Digo, no concreto, quando acontece mesmo, quando uma mulher abusada sexualmente o denuncia. Nunca é crime, sempre é questionado. Pergunta-se em que circunstâncias ocorreu. Se a vítima estaria pedindo. Se fez BO. Se gravou com câmera. Estupro, em termos abstratos, é coisa pior até que assassinato, é pra ser punido com torturas bárbaras, com castração química, o escambau. Mas estupros concretos nunca sequer aconteceram, quanto mais serem crimes. Por quê? Parece esquisito, né?
Eu diria que a resposta é uma questão de semântica, em que o significado que o cidadão de bem empresta às palavras é um tanto diferente daquele que o dicionário dá.
A primeira palavra: "estupro." Estupro, para o cidadão de bem, não é um violência de cunho sexual exercida contra uma pessoa. É uma violação da honra da vítima, especialmente da vítima mulher. Até há nem tanto tempo, isso era inclusive a concepção legal, tanto que não havia estupro de homem mas "atentado violento ao pudor," e era considerado impossível o estupro dentro de um relacionamento (que, aliás, é dos mais comuns). De certa forma, somos nós, que pensamos o estupro como violência sexual, os revisionistas, porque a noção dele como crime contra a honra familiar (e a mulher como basicamente propriedade violada da família, em última instância) é a mais antiga; não é à toa que a palavra "rapto" já foi sinônimo de estupro. 

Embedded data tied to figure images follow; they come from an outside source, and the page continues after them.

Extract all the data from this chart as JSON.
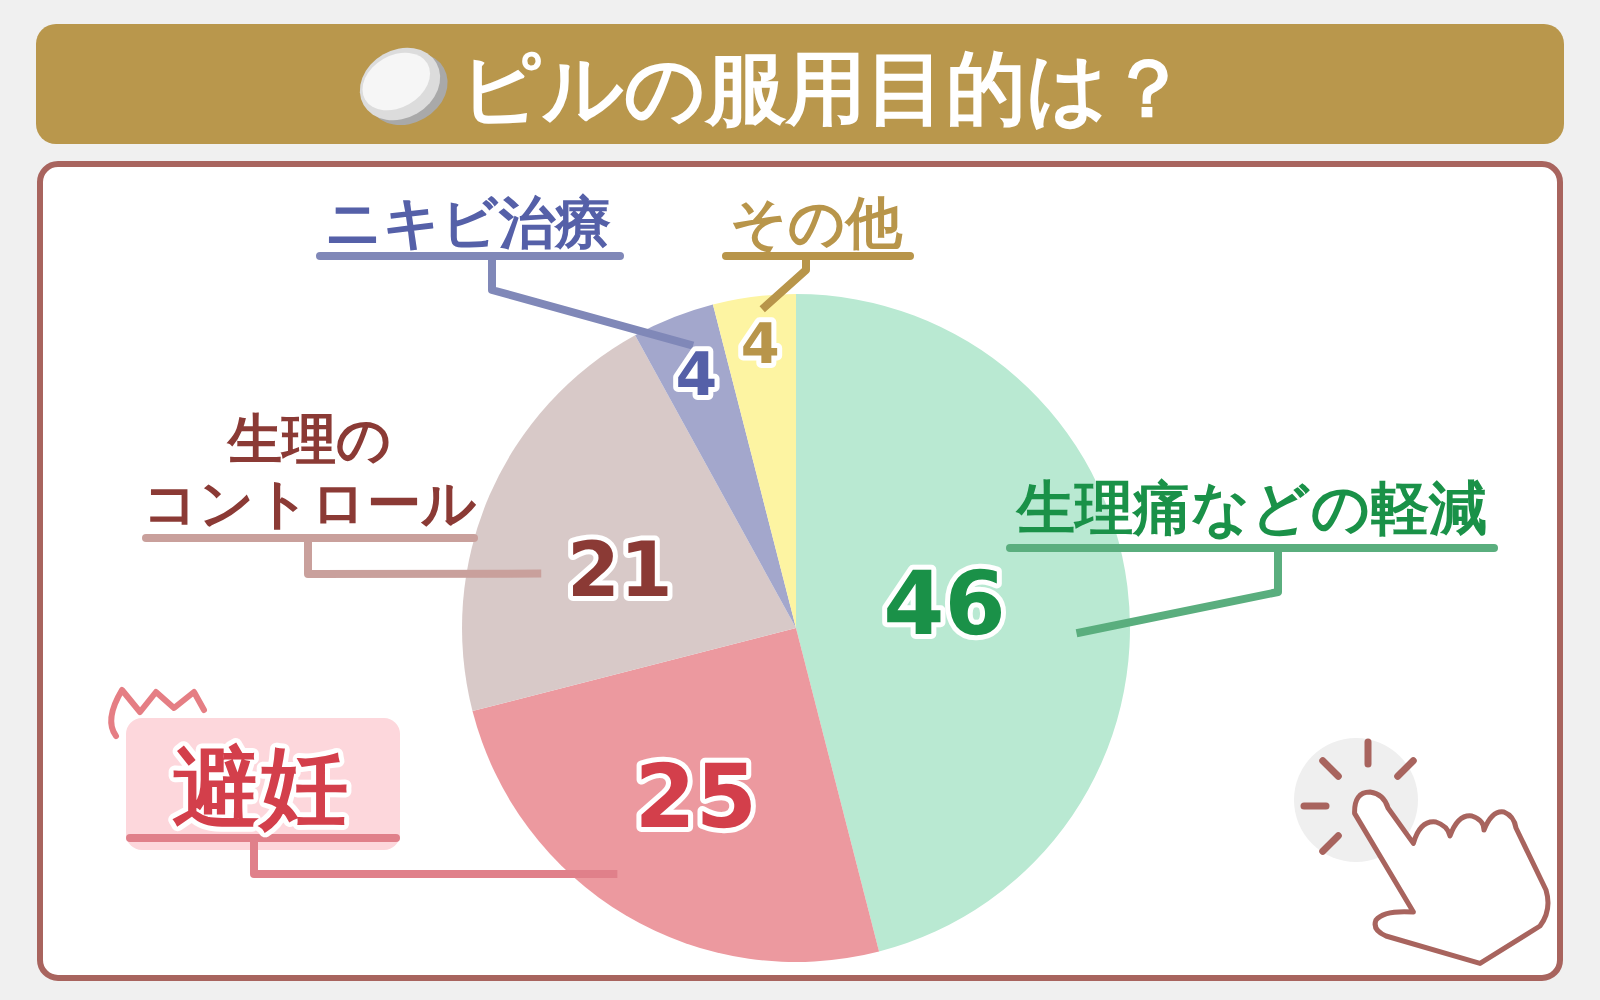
{
  "chart_data": {
    "type": "pie",
    "title": "ピルの服用目的は？",
    "categories": [
      "生理痛などの軽減",
      "避妊",
      "生理のコントロール",
      "ニキビ治療",
      "その他"
    ],
    "values": [
      46,
      25,
      21,
      4,
      4
    ],
    "colors": [
      "#b9e9d2",
      "#ec999f",
      "#d8c9c8",
      "#a3a7cc",
      "#fdf4a2"
    ],
    "data_labels": true
  }
}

A segunda: "bandido." Não, bandido não é uma pessoa que comete um crime. Nesse sentido, o cidadão de bem é até esclarecido, e considera que quem cometeu um crime cometeu um erro, mas tem direito ao arrependimento e ao perdão. Não se torna um criminoso por conta do crime, não tem sua natureza alterada. "Bandido" nesse dicionário é um subversivo. É alguém, preto, puta, pobre, ou petista, que saia do seu galho, que questione de alguma forma relevante seu lugar na hierarquia. E contra esses bandidos, por sua vez, é punição justa qualquer ação que de outro modo poderia ser crime. Não adianta falar de hipocrisia, porque é menos hipocrisia do que uma outra visão de mundo, em que os crimes dispostos nos estatutos da lei são menos importantes do que uma atitude subversiva, especialmente quando esta sai de classes perigosas, subalternas. 
E a terceira, "puta," porque qualquer mulher que saia do molde de virgem submissa entra automaticamente para a categoria de "puta." Teve gente xingando irmã Dorothy, freira e sexagenária, de puta comunista, e assim achando justificável seu assassinato. É por isso que o ato de ter bebido tem efeitos opostos sobre o julgamento moral quando se fala da vítima de estupro que bebeu e do estuprador que fez o mesmo; o estuprador (que não é subversivo, portanto não é bandido) cometeu um erro, e isso é tanto mais compreensível quanto ele não estava em pleno controle de si mesmo. A vítima, por ter bebido, se definiu como puta - e, portanto, mais indigna de qualquer solidariedade da parte do cidadão de bem. Quer dizer, não que seja necessário, porque ela já é suspeita de ser puta pelo próprio fato de ter sido estuprada. 
Nessa visão de mundo, o estupro é impossível. É um silogismo: qualquer mulher, pelo ato de ter sido sexualmente abusada, passa automaticamente a ser menos do que honrada e, portanto, puta e, portanto, abusar sexualmente dela não será estupro. O estupro, para o cidadão de bem, não existe, não pode existir.